Will parking firms be able to buy driver addresses from DVLA under GDPR
Will parking firms be able to buy driver addresses from DVLA under GDPR

In addition to clamping down on cavalier use of individuals' data by private enterprise, there has been speculation about whether incoming GDPR could potentially hit some government schemes that monitise the data of citizens explicitly given to them for the delivery of a service, but which is then sold on to third parties without the data owner's consent. 

Via the electoral role the government collects the details of people who register to vote, and the DVLA is provided with addresses to register cars. In the latter case, the government is reported to be making more than £1 million a day selling the drivers' addresses to private parking firms so that they can be pursued for parking fines.

Under GDPR, one of the primary justifications for gathering data is that the data subject has provided informed consent for the uses to which the data will be put, and the entity storing that data will not use it for other purposes without permission – and if the data subject requests the information be deleted, then unless it is actually needed to provide the service – or a couple of narrowly defined exceptions (such as for public health purposes), then the record must be deleted. This subject control of their own data is the overall thrust of the legislation. However, there are other justifications including legal obligations, which would allow the DVLA to continue its actions, as Tim Turner explains further down the page.

In a comment to Yahoo from a DVLA spokesman, the organisation said: “DVLA's data release charges are set to recover the cost of providing the information.” 

Lee Munson, security researcher for Comparitech.com, emailed SC Media UK to suggest, however that: "The days of private car parks fleecing motorists for maximum gain, even for a very short overstay, may be of huge concern to Christmas shoppers, but there is light at the end of the tunnel.

"While the DVLA is perfectly within its rights to sell personal data to private firms at this point in time, the incoming General Data Protection Regulation (GDPR) has the potential to close that lucrative side-line overnight, if motorists are aware of their rights.

"From 25 May next year, companies will have to show compliance with the new regulation, one of the requirements of which is the need for informed and unambiguous consent to be in place before data can be shared with third parties.

"As a government agency, I would expect DVLA to be completely transparent about requesting that consent anew from all motorists. Failing that, drivers will of course have the right to withdraw any pre-supposed consent at any time. In either case, the agency will not be able to pass data on in the manner in which it is currently doing so."
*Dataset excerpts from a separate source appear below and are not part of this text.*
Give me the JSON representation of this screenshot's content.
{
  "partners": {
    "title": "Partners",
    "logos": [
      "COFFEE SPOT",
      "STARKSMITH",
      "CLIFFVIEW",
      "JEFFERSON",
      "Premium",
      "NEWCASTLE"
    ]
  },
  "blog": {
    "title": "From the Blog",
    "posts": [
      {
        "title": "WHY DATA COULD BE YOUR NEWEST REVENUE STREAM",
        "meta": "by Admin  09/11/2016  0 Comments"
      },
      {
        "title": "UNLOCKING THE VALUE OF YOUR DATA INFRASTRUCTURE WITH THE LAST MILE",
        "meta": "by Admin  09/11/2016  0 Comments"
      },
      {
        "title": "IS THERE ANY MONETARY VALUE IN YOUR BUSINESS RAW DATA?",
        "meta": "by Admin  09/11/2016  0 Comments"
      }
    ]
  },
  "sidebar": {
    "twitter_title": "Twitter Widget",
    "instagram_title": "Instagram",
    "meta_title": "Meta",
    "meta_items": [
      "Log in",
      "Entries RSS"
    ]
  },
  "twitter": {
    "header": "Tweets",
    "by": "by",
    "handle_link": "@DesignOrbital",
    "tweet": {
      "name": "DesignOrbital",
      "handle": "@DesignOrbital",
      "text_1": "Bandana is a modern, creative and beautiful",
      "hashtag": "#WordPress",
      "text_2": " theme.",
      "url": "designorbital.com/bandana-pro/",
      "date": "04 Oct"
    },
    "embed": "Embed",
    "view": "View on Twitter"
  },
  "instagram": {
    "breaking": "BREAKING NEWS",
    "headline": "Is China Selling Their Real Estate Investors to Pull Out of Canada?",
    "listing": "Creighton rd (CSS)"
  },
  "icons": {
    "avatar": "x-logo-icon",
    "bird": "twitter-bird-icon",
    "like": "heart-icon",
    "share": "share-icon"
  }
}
However, as noted earlier, that's not the full story and there are other justifications that the DVLA can give, as,  in response to an earlier version of this story, Tim Turner wrote on the SC Media UK comment section: "The GDPR does not require the data subject to give informed consent as a default. Consent is one of six legal justifications, and any of them are valid for legitimising the use of personal data. The DVLA are under a legal obligation to provide data to those operating parking schemes, and having a legal obligation is one of the other legal justifications for processing data. This is true now, and it remains true under the GDPR. It is depressing that so close to GDPR being live, such basic errors are still be shared."

The issue then is whether the current legal obligation will be maintained, as, if it is maintained, then the DVLA will be able to continue to sell the data.